How does one statisfy a class constraint in an instance of a class that requires a type constructor rather than a concrete type?

Question

I'm currently in Chapter 8 of Learn you a Haskell, and I've reached the section on the Functor typeclass. In said section the author gives examples of how different types could be made instances of the class (e.g Maybe, a custom Tree type, etc.) Seeing this, I decided to (for fun and practice) try implementing an instance for the Data.Set type; in all of this ignoring Data.Set.map, of course.

The actual instance itself is pretty straight-forward, and I wrote it as:

instance Functor Set.Set where
  fmap f empty = Set.empty
  fmap f s = Set.fromList $ map f (Set.elems s)  

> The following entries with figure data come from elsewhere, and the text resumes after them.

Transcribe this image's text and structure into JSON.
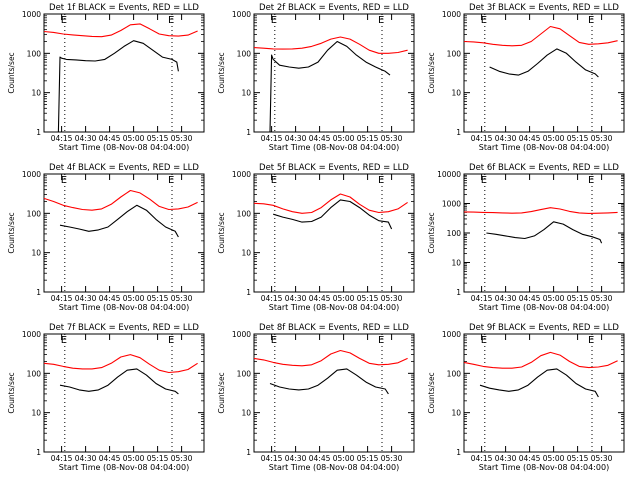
{
  "figure": {
    "background": "#ffffff",
    "axis_color": "#000000"
  },
  "chart_data": [
    {
      "type": "line",
      "title": "Det 1f BLACK = Events, RED = LLD",
      "xlabel": "Start Time (08-Nov-08 04:04:00)",
      "ylabel": "Counts/sec",
      "yscale": "log",
      "ylim": [
        1,
        1000
      ],
      "y_ticks": [
        "1",
        "10",
        "100",
        "1000"
      ],
      "x_ticks": [
        "04:15",
        "04:30",
        "04:45",
        "05:00",
        "05:15",
        "05:30"
      ],
      "markers": [
        "E",
        "E"
      ],
      "series": [
        {
          "color": "#ff0000",
          "x": [
            "04:04",
            "04:10",
            "04:16",
            "04:22",
            "04:28",
            "04:34",
            "04:40",
            "04:46",
            "04:52",
            "04:58",
            "05:04",
            "05:10",
            "05:16",
            "05:22",
            "05:28",
            "05:34",
            "05:40"
          ],
          "y": [
            360,
            340,
            310,
            295,
            280,
            270,
            265,
            290,
            380,
            530,
            560,
            420,
            310,
            280,
            275,
            290,
            370
          ]
        },
        {
          "color": "#000000",
          "x": [
            "04:13",
            "04:14",
            "04:15",
            "04:18",
            "04:24",
            "04:30",
            "04:36",
            "04:42",
            "04:48",
            "04:54",
            "05:00",
            "05:06",
            "05:12",
            "05:18",
            "05:24",
            "05:27",
            "05:28"
          ],
          "y": [
            1,
            80,
            75,
            70,
            68,
            65,
            64,
            70,
            100,
            150,
            210,
            180,
            120,
            80,
            70,
            60,
            35
          ]
        }
      ]
    },
    {
      "type": "line",
      "title": "Det 2f BLACK = Events, RED = LLD",
      "xlabel": "Start Time (08-Nov-08 04:04:00)",
      "ylabel": "Counts/sec",
      "yscale": "log",
      "ylim": [
        1,
        1000
      ],
      "y_ticks": [
        "1",
        "10",
        "100",
        "1000"
      ],
      "x_ticks": [
        "04:15",
        "04:30",
        "04:45",
        "05:00",
        "05:15",
        "05:30"
      ],
      "markers": [
        "E",
        "E"
      ],
      "series": [
        {
          "color": "#ff0000",
          "x": [
            "04:04",
            "04:10",
            "04:16",
            "04:22",
            "04:28",
            "04:34",
            "04:40",
            "04:46",
            "04:52",
            "04:58",
            "05:04",
            "05:10",
            "05:16",
            "05:22",
            "05:28",
            "05:34",
            "05:40"
          ],
          "y": [
            140,
            135,
            130,
            128,
            130,
            135,
            150,
            180,
            230,
            260,
            230,
            170,
            120,
            100,
            100,
            105,
            120
          ]
        },
        {
          "color": "#000000",
          "x": [
            "04:14",
            "04:15",
            "04:16",
            "04:20",
            "04:26",
            "04:32",
            "04:38",
            "04:44",
            "04:50",
            "04:56",
            "05:02",
            "05:08",
            "05:14",
            "05:20",
            "05:26",
            "05:29"
          ],
          "y": [
            1,
            90,
            70,
            50,
            45,
            42,
            45,
            60,
            120,
            200,
            150,
            90,
            60,
            45,
            35,
            28
          ]
        }
      ]
    },
    {
      "type": "line",
      "title": "Det 3f BLACK = Events, RED = LLD",
      "xlabel": "Start Time (08-Nov-08 04:04:00)",
      "ylabel": "Counts/sec",
      "yscale": "log",
      "ylim": [
        1,
        1000
      ],
      "y_ticks": [
        "1",
        "10",
        "100",
        "1000"
      ],
      "x_ticks": [
        "04:15",
        "04:30",
        "04:45",
        "05:00",
        "05:15",
        "05:30"
      ],
      "markers": [
        "E",
        "E"
      ],
      "series": [
        {
          "color": "#ff0000",
          "x": [
            "04:04",
            "04:10",
            "04:16",
            "04:22",
            "04:28",
            "04:34",
            "04:40",
            "04:46",
            "04:52",
            "04:58",
            "05:04",
            "05:10",
            "05:16",
            "05:22",
            "05:28",
            "05:34",
            "05:40"
          ],
          "y": [
            200,
            195,
            185,
            170,
            160,
            155,
            160,
            200,
            310,
            480,
            420,
            280,
            190,
            170,
            175,
            185,
            210
          ]
        },
        {
          "color": "#000000",
          "x": [
            "04:20",
            "04:26",
            "04:32",
            "04:38",
            "04:44",
            "04:50",
            "04:56",
            "05:02",
            "05:08",
            "05:14",
            "05:20",
            "05:26",
            "05:28"
          ],
          "y": [
            45,
            35,
            30,
            28,
            35,
            55,
            90,
            130,
            100,
            60,
            38,
            30,
            25
          ]
        }
      ]
    },
    {
      "type": "line",
      "title": "Det 4f BLACK = Events, RED = LLD",
      "xlabel": "Start Time (08-Nov-08 04:04:00)",
      "ylabel": "Counts/sec",
      "yscale": "log",
      "ylim": [
        1,
        1000
      ],
      "y_ticks": [
        "1",
        "10",
        "100",
        "1000"
      ],
      "x_ticks": [
        "04:15",
        "04:30",
        "04:45",
        "05:00",
        "05:15",
        "05:30"
      ],
      "markers": [
        "E",
        "E"
      ],
      "series": [
        {
          "color": "#ff0000",
          "x": [
            "04:04",
            "04:10",
            "04:16",
            "04:22",
            "04:28",
            "04:34",
            "04:40",
            "04:46",
            "04:52",
            "04:58",
            "05:04",
            "05:10",
            "05:16",
            "05:22",
            "05:28",
            "05:34",
            "05:40"
          ],
          "y": [
            240,
            200,
            160,
            140,
            125,
            120,
            130,
            170,
            260,
            380,
            330,
            230,
            150,
            125,
            130,
            145,
            190
          ]
        },
        {
          "color": "#000000",
          "x": [
            "04:14",
            "04:20",
            "04:26",
            "04:32",
            "04:38",
            "04:44",
            "04:50",
            "04:56",
            "05:02",
            "05:08",
            "05:14",
            "05:20",
            "05:26",
            "05:28"
          ],
          "y": [
            50,
            45,
            40,
            35,
            38,
            45,
            70,
            110,
            160,
            120,
            70,
            45,
            35,
            25
          ]
        }
      ]
    },
    {
      "type": "line",
      "title": "Det 5f BLACK = Events, RED = LLD",
      "xlabel": "Start Time (08-Nov-08 04:04:00)",
      "ylabel": "Counts/sec",
      "yscale": "log",
      "ylim": [
        1,
        1000
      ],
      "y_ticks": [
        "1",
        "10",
        "100",
        "1000"
      ],
      "x_ticks": [
        "04:15",
        "04:30",
        "04:45",
        "05:00",
        "05:15",
        "05:30"
      ],
      "markers": [
        "E",
        "E"
      ],
      "series": [
        {
          "color": "#ff0000",
          "x": [
            "04:04",
            "04:10",
            "04:16",
            "04:22",
            "04:28",
            "04:34",
            "04:40",
            "04:46",
            "04:52",
            "04:58",
            "05:04",
            "05:10",
            "05:16",
            "05:22",
            "05:28",
            "05:34",
            "05:40"
          ],
          "y": [
            180,
            175,
            160,
            130,
            110,
            100,
            105,
            140,
            220,
            310,
            260,
            170,
            120,
            105,
            110,
            130,
            190
          ]
        },
        {
          "color": "#000000",
          "x": [
            "04:16",
            "04:22",
            "04:28",
            "04:34",
            "04:40",
            "04:46",
            "04:52",
            "04:58",
            "05:04",
            "05:10",
            "05:16",
            "05:22",
            "05:28",
            "05:30"
          ],
          "y": [
            95,
            80,
            70,
            60,
            62,
            80,
            140,
            220,
            200,
            140,
            90,
            65,
            60,
            40
          ]
        }
      ]
    },
    {
      "type": "line",
      "title": "Det 6f BLACK = Events, RED = LLD",
      "xlabel": "Start Time (08-Nov-08 04:04:00)",
      "ylabel": "Counts/sec",
      "yscale": "log",
      "ylim": [
        1,
        10000
      ],
      "y_ticks": [
        "1",
        "10",
        "100",
        "1000",
        "10000"
      ],
      "x_ticks": [
        "04:15",
        "04:30",
        "04:45",
        "05:00",
        "05:15",
        "05:30"
      ],
      "markers": [
        "E",
        "E"
      ],
      "series": [
        {
          "color": "#ff0000",
          "x": [
            "04:04",
            "04:10",
            "04:16",
            "04:22",
            "04:28",
            "04:34",
            "04:40",
            "04:46",
            "04:52",
            "04:58",
            "05:04",
            "05:10",
            "05:16",
            "05:22",
            "05:28",
            "05:34",
            "05:40"
          ],
          "y": [
            520,
            510,
            500,
            490,
            480,
            470,
            480,
            530,
            620,
            720,
            650,
            540,
            480,
            460,
            470,
            480,
            500
          ]
        },
        {
          "color": "#000000",
          "x": [
            "04:18",
            "04:24",
            "04:30",
            "04:36",
            "04:42",
            "04:48",
            "04:54",
            "05:00",
            "05:06",
            "05:12",
            "05:18",
            "05:24",
            "05:29",
            "05:30"
          ],
          "y": [
            100,
            90,
            80,
            70,
            65,
            80,
            130,
            240,
            200,
            130,
            90,
            75,
            60,
            45
          ]
        }
      ]
    },
    {
      "type": "line",
      "title": "Det 7f BLACK = Events, RED = LLD",
      "xlabel": "Start Time (08-Nov-08 04:04:00)",
      "ylabel": "Counts/sec",
      "yscale": "log",
      "ylim": [
        1,
        1000
      ],
      "y_ticks": [
        "1",
        "10",
        "100",
        "1000"
      ],
      "x_ticks": [
        "04:15",
        "04:30",
        "04:45",
        "05:00",
        "05:15",
        "05:30"
      ],
      "markers": [
        "E",
        "E"
      ],
      "series": [
        {
          "color": "#ff0000",
          "x": [
            "04:04",
            "04:10",
            "04:16",
            "04:22",
            "04:28",
            "04:34",
            "04:40",
            "04:46",
            "04:52",
            "04:58",
            "05:04",
            "05:10",
            "05:16",
            "05:22",
            "05:28",
            "05:34",
            "05:40"
          ],
          "y": [
            180,
            170,
            150,
            135,
            130,
            130,
            140,
            180,
            260,
            300,
            250,
            170,
            120,
            105,
            110,
            125,
            180
          ]
        },
        {
          "color": "#000000",
          "x": [
            "04:14",
            "04:20",
            "04:26",
            "04:32",
            "04:38",
            "04:44",
            "04:50",
            "04:56",
            "05:02",
            "05:08",
            "05:14",
            "05:20",
            "05:26",
            "05:28"
          ],
          "y": [
            50,
            45,
            38,
            35,
            38,
            50,
            80,
            120,
            130,
            90,
            55,
            40,
            35,
            30
          ]
        }
      ]
    },
    {
      "type": "line",
      "title": "Det 8f BLACK = Events, RED = LLD",
      "xlabel": "Start Time (08-Nov-08 04:04:00)",
      "ylabel": "Counts/sec",
      "yscale": "log",
      "ylim": [
        1,
        1000
      ],
      "y_ticks": [
        "1",
        "10",
        "100",
        "1000"
      ],
      "x_ticks": [
        "04:15",
        "04:30",
        "04:45",
        "05:00",
        "05:15",
        "05:30"
      ],
      "markers": [
        "E",
        "E"
      ],
      "series": [
        {
          "color": "#ff0000",
          "x": [
            "04:04",
            "04:10",
            "04:16",
            "04:22",
            "04:28",
            "04:34",
            "04:40",
            "04:46",
            "04:52",
            "04:58",
            "05:04",
            "05:10",
            "05:16",
            "05:22",
            "05:28",
            "05:34",
            "05:40"
          ],
          "y": [
            240,
            220,
            190,
            170,
            160,
            155,
            165,
            210,
            310,
            380,
            330,
            240,
            180,
            165,
            170,
            185,
            240
          ]
        },
        {
          "color": "#000000",
          "x": [
            "04:14",
            "04:20",
            "04:26",
            "04:32",
            "04:38",
            "04:44",
            "04:50",
            "04:56",
            "05:02",
            "05:08",
            "05:14",
            "05:20",
            "05:26",
            "05:28"
          ],
          "y": [
            55,
            45,
            40,
            38,
            40,
            50,
            75,
            120,
            130,
            90,
            60,
            45,
            40,
            30
          ]
        }
      ]
    },
    {
      "type": "line",
      "title": "Det 9f BLACK = Events, RED = LLD",
      "xlabel": "Start Time (08-Nov-08 04:04:00)",
      "ylabel": "Counts/sec",
      "yscale": "log",
      "ylim": [
        1,
        1000
      ],
      "y_ticks": [
        "1",
        "10",
        "100",
        "1000"
      ],
      "x_ticks": [
        "04:15",
        "04:30",
        "04:45",
        "05:00",
        "05:15",
        "05:30"
      ],
      "markers": [
        "E",
        "E"
      ],
      "series": [
        {
          "color": "#ff0000",
          "x": [
            "04:04",
            "04:10",
            "04:16",
            "04:22",
            "04:28",
            "04:34",
            "04:40",
            "04:46",
            "04:52",
            "04:58",
            "05:04",
            "05:10",
            "05:16",
            "05:22",
            "05:28",
            "05:34",
            "05:40"
          ],
          "y": [
            190,
            170,
            150,
            140,
            135,
            135,
            145,
            190,
            280,
            340,
            290,
            200,
            150,
            140,
            145,
            160,
            210
          ]
        },
        {
          "color": "#000000",
          "x": [
            "04:14",
            "04:20",
            "04:26",
            "04:32",
            "04:38",
            "04:44",
            "04:50",
            "04:56",
            "05:02",
            "05:08",
            "05:14",
            "05:20",
            "05:26",
            "05:28"
          ],
          "y": [
            50,
            42,
            38,
            35,
            38,
            50,
            80,
            120,
            130,
            90,
            55,
            40,
            35,
            25
          ]
        }
      ]
    }
  ]
}
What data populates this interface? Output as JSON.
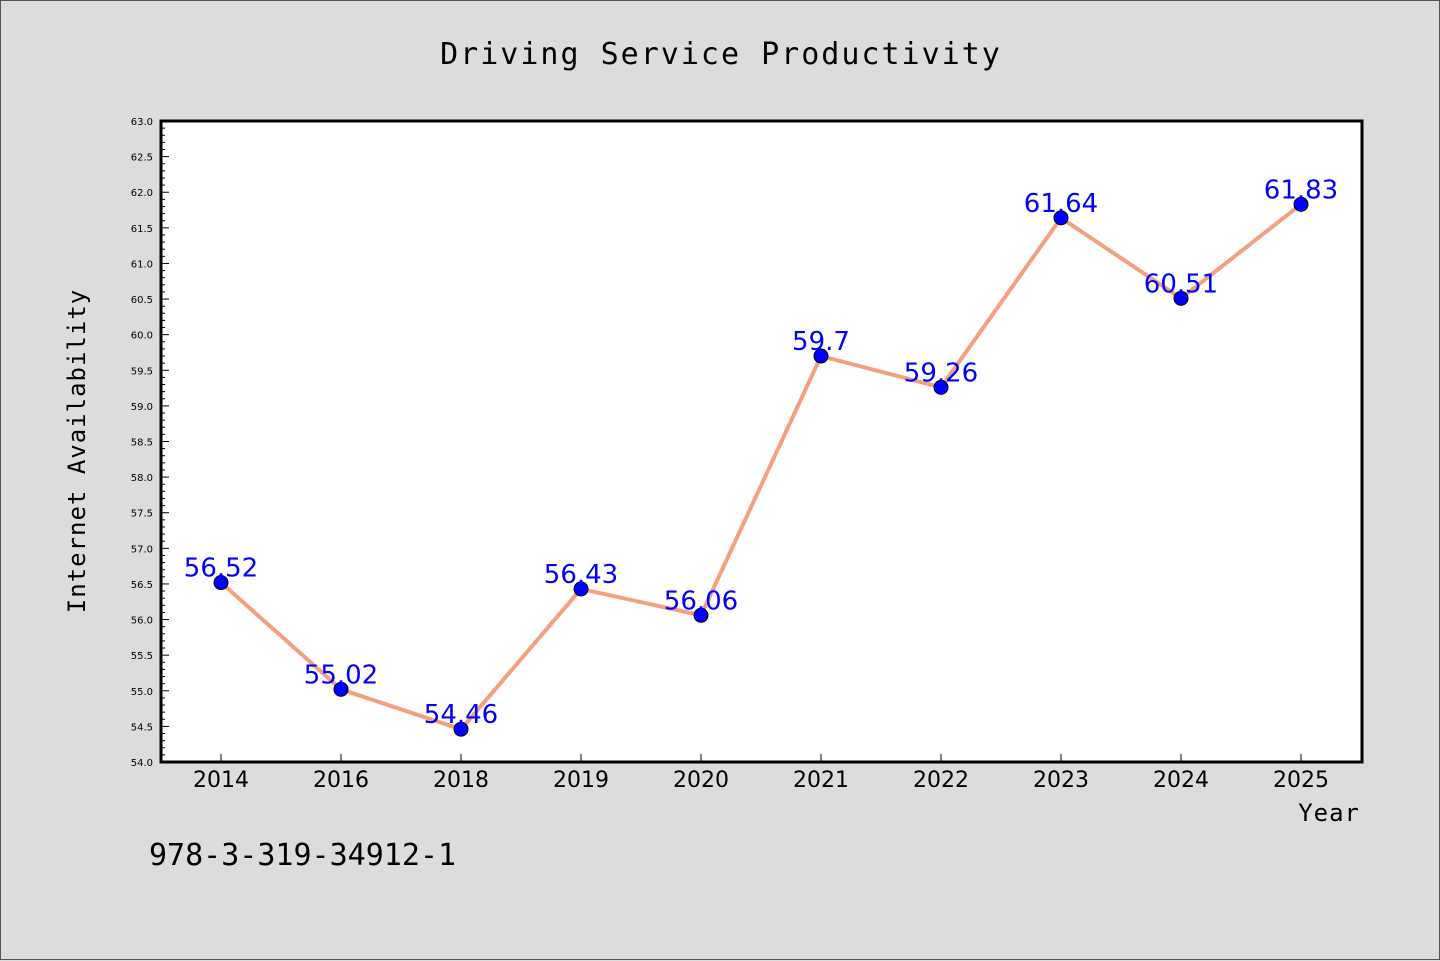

But, since I happen to use the function fromList this brings in a class constraint calling for the types used in the Set to be Ord, as is explained by a compiler error:

Error occurred
ERROR line 4 - Cannot justify constraints in instance member binding
*** Expression    : fmap
*** Type          : Functor Set => (a -> b) -> Set a -> Set b
*** Given context : Functor Set
*** Constraints   : Ord b

See: Live Example

I tried putting a constraint on the instance, or adding a type signature to fmap, but neither succeeded (both were compiler errors as well.)

Given a situation like this, how can a constraint be fulfilled and satisfied? Is there any possible way?

Thanks in advance! :)

Answer 1

Unfortunately, there is no easy way to do this with the standard Functor class. This is why Set does not come with a Functor instance by default: you cannot write one.

This is something of a problem, and there have been some suggested solutions (e.g. defining the Functor class in a different way), but I do not know if there is a consensus on how to best handle this.

I believe one approach is to rewrite the Functor class using constraint kinds to reify the additional constraints instances of the new Functor class may have. This would let you specify that Set has to contain types from the Ord class.

Another approach uses only multi-parameter classes. I could only find the article about doing this for the Monad class, but making Set part of Monad faces the same problems as making it part of Functor. It's called Restricted Monads.

The basic gist of using multi-parameter classes here seems to be something like this:

class Functor' f a b where
  fmap' :: (a -> b) -> f a -> f b

instance (Ord a, Ord b) => Functor' Data.Set.Set a b where
  fmap' = Data.Set.map

Essentially, all you're doing here is making the types in the Set also part of the class. This then lets you constrain what these types can be when you write an instance of that class.

This version of Functor needs two extensions: MultiParamTypeClasses and FlexibleInstances. (You need the first extension to be able to define the class and the second extension to be able to define an instance for Set.)

Haskell : An example of a Foldable which is not a Functor (or not Traversable)? has a good discussion about this.

Answer 2

This is impossible. The purpose of the Functor class is that if you have Functor f => f a, you can replace the a with whatever you like. The class is not allowed to constrain you to only return this or that. Since Set requires that its elements satisfy certain constraints (and indeed this isn't an implementation detail but really an essential property of sets), it doesn't satisfy the requirements of Functor.

There are, as mentioned in another answer, ways of developing a class like Functor that does constrain you in that way, but it's really a different class, because it gives the user of the class fewer guarantees (you don't get to use this with whatever type parameter you want), in exchange for becoming applicable to a wider range of types. That is, after all, the classic tradeoff of defining a property of types: the more types you want to satisfy it, the less they must be forced to satisfy.

(Another interesting example of where this shows up is the MonadPlus class. In particular, for every instance MonadPlus TC you can make an instance Monoid (TC a), but you can't always go the other way around. Hence the Monoid (Maybe a) instance is different from the MonadPlus Maybe instance, because the former can restrict the a but the latter can't.)